Es muss beachtet werden, dass das Verhalten der Luftschadstoffe stark von meteorologischen Parametern, Tages- oder Jahreszeit sowie dem jeweiligen Wochentag abhängt.
Luftverunreinigungen stellen kein nationales Problem dar, da sie an Landesgrenzen nicht halt machen. Aus diesem Grund wurden von der EU eine Luftqualitätsrahmenrichtlinie [2] sowie vier zugehörige Tochterrichtlinien [3 bis 6] erlassen. Diese enthalten Grenz- und Zielwerte für verschiedene Luftschadstoffe. Während ein Grenzwert nicht überschritten werden darf, gibt ein Zielwert einen meist zu einem bestimmten Zeitpunkt zu erreichenden Höchstwert an.
Es kristallisierte sich mit diesen EU-Richtlinien, die nach und nach insbesondere durch die Novellierung der 22. Bundesimmissionsschutzverordnung [1] (22. BImSchV) in nationales Recht umgesetzt wurden, und den daraus resultierenden Überwachungsmessungen ein Schadstoff heraus, dessen Grenzwerte nur schwer und in einigen Kommunen und Ballungsräumen gar nicht eingehalten werden kann: der Feinstaub PM10. Hierbei handelt es sich um Partikel, die grob beschrieben kleiner 10 µm sind. Seit dem Jahr 2005, als diese Grenzwerte in Kraft traten, wird daher intensiv nach Maßnahmen gesucht, die diese Feinstaubkonzentrationen senken können.
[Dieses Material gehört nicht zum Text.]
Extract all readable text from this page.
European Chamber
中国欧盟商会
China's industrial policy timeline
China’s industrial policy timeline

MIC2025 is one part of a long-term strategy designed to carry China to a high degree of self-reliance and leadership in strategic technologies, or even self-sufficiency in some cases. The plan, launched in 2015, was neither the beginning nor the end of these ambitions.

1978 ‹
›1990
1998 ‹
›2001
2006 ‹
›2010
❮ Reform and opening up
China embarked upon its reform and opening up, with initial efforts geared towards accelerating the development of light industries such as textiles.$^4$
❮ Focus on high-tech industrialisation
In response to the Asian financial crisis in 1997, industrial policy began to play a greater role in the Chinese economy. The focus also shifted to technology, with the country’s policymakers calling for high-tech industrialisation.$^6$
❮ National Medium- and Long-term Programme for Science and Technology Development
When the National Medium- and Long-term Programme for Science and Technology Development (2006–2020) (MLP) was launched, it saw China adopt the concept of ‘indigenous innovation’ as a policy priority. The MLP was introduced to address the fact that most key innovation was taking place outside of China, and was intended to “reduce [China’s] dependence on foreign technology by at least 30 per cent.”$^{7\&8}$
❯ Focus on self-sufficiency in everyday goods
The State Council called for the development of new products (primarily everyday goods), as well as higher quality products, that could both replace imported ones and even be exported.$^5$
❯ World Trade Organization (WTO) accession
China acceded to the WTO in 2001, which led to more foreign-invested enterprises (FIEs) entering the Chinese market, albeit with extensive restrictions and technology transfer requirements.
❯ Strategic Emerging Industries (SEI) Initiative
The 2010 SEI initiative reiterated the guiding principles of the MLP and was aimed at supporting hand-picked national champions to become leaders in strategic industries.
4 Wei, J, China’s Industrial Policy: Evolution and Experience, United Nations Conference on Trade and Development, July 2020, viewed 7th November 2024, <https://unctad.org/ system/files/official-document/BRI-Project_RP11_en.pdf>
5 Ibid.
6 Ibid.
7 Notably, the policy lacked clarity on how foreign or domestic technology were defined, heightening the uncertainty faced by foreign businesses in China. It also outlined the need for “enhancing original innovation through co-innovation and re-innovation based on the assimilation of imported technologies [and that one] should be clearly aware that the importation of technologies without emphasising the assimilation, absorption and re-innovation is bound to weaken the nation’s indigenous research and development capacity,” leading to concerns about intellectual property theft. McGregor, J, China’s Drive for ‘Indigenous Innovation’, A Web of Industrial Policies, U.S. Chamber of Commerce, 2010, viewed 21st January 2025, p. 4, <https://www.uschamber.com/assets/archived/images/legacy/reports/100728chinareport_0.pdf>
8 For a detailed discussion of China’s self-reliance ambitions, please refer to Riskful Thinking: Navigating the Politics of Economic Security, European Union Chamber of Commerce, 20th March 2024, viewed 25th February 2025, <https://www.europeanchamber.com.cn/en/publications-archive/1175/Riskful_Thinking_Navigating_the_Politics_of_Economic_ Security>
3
In Bezug auf die ebenfalls in der 22. BImSchV festgelegten Stickoxidgrenzwerte hat sich in den letzten Jahren durch In-situ-Messungen im gesamten Bundesgebiet gezeigt, dass der gemäß 22. BImSchV ab 2010 geltende NO2-Stundenmittelgrenzwert beinahe flächendeckend eingehalten werden kann, wohingegen der zugehörige Jahresmittelgrenzwert insbesondere an verkehrsnahen Standorten zum Teil stark überschritten wird. Dabei kann die durch die abgastechnische Absenkung der Stickoxid-Emissionen von Fahrzeugen erwartete Abnahme der Stickstoffoxid-Immissionen in der NOx -sowie in der NO-Komponente zumeist nachvollzogen werden, jedoch sind die NO2-Immissionsbelastungen weniger stark abgefallen als erwartet, mancherorts stagnieren sie oder sind sogar angestiegen.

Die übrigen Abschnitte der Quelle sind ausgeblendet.